부산대학교 도서관

Oxygen evolution reaction catalysts capable of working efficiently in acidic media are highly demanded for the commercialization of proton exchange membrane water electrolysis. Herein, we report a Zn-doped RuO2 nanowire array electrocatalyst with outstanding catalytic performance for the oxygen evolution reaction under acidic conditions.
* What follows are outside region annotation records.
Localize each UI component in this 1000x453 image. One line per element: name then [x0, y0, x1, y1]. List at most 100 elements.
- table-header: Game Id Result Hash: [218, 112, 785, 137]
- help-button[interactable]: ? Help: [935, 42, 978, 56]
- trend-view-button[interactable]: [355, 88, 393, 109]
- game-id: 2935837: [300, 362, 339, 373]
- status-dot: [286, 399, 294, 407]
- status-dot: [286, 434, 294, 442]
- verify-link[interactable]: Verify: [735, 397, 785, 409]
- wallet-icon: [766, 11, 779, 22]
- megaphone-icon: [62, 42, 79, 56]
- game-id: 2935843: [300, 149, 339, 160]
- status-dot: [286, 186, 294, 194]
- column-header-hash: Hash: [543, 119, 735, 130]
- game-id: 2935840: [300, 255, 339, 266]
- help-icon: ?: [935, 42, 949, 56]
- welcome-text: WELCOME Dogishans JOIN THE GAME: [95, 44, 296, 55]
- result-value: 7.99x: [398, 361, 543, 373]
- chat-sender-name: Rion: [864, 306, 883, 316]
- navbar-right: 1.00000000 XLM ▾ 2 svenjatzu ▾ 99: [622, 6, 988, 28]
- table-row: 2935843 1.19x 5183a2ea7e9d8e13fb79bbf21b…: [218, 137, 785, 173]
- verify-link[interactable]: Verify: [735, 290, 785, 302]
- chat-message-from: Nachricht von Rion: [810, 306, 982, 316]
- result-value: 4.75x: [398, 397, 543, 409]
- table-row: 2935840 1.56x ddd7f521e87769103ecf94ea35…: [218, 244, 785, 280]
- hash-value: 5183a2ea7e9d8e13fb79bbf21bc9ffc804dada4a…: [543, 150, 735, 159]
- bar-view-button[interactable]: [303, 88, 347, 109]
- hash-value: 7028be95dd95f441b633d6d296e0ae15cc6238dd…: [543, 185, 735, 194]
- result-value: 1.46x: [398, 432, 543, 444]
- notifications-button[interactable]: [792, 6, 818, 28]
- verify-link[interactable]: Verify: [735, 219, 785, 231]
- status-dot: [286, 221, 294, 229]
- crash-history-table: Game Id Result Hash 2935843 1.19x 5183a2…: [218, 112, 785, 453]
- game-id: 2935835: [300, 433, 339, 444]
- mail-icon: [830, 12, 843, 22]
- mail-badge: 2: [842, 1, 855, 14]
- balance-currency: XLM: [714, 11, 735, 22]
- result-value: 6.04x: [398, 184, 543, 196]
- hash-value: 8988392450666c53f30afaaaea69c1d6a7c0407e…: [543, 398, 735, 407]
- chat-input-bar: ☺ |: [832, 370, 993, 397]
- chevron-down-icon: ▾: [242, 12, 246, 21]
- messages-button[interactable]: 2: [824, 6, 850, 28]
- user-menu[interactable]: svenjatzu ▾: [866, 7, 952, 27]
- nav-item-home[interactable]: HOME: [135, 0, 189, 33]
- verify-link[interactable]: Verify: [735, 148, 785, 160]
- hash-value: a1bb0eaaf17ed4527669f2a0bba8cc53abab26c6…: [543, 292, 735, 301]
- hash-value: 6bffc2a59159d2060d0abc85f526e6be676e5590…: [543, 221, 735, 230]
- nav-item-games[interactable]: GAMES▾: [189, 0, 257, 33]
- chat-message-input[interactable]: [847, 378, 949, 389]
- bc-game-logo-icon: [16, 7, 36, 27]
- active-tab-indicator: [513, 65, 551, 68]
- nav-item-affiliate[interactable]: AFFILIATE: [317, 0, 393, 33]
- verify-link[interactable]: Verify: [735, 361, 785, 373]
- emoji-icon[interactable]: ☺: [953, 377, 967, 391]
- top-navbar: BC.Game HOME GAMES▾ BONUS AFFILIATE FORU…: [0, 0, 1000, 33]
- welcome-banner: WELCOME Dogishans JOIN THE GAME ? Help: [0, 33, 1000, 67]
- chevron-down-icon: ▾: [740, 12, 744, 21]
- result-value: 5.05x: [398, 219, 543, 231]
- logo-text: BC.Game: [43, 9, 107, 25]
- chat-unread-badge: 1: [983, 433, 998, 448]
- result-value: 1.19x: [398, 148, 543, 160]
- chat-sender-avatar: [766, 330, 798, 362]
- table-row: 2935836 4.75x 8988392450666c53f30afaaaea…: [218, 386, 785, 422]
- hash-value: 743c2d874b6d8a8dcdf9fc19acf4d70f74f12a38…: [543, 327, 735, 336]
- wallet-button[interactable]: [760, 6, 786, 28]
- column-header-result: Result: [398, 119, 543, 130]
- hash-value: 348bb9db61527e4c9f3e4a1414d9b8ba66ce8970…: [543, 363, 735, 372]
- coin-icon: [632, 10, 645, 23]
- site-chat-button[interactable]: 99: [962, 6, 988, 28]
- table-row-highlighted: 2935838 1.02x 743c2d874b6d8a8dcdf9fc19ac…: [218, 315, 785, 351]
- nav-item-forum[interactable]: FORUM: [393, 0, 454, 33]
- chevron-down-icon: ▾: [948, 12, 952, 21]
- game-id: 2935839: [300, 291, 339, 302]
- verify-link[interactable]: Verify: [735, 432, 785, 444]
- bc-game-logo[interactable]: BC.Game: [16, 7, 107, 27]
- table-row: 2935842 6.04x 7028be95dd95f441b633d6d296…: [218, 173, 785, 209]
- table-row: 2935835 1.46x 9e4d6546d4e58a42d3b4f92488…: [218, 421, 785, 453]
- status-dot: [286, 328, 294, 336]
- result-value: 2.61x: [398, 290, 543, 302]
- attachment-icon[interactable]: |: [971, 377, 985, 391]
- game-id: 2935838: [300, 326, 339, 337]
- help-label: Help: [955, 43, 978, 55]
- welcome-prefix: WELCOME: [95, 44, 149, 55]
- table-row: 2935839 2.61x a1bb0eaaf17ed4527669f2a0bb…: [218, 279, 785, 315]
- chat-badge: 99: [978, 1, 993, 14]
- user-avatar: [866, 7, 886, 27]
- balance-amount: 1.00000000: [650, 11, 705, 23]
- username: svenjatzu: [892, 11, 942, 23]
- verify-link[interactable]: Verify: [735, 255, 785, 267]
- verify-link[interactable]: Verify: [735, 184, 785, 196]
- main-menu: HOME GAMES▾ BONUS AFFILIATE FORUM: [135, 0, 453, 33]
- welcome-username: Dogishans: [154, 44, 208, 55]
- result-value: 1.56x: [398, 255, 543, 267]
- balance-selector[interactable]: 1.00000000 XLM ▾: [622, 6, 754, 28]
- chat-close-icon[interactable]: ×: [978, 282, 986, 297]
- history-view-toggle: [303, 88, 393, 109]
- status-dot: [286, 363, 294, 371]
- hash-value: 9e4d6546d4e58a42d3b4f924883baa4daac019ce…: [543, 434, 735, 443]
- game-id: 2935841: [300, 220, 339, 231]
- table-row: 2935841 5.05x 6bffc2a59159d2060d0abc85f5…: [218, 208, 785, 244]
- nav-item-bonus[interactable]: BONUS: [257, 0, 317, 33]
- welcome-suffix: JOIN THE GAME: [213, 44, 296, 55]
Overpotentials as low as 173, 304, and 373 mV are achieved at 10, 500, and 1000 mA cm−2, respectively, with robust stability reaching to 1000 h at 10 mA cm−2. Experimental and theoretical investigations establish a clear synergistic effect of Zn dopants and oxygen vacancies on regulating the binding configurations of oxygenated adsorbates on the active centers, which then enables an alternative Ru−Zn dual-site oxide path of the reaction. Due to the change of reaction pathways, the energy barrier of rate-determining step is reduced, and the over-oxidation of Ru active sites is alleviated. As a result, the catalytic activity and stability are significantly enhanced.
Ru-based materials are promising catalysts for oxygen evolution reaction in acidic condition, but their catalytic performance needs to be further improved. Here, the authors report Zn-RuO2 nanowires with a Ru−Zn dual-site oxide reaction pathway with enhanced activity and stability for acidic oxygen evolution reaction.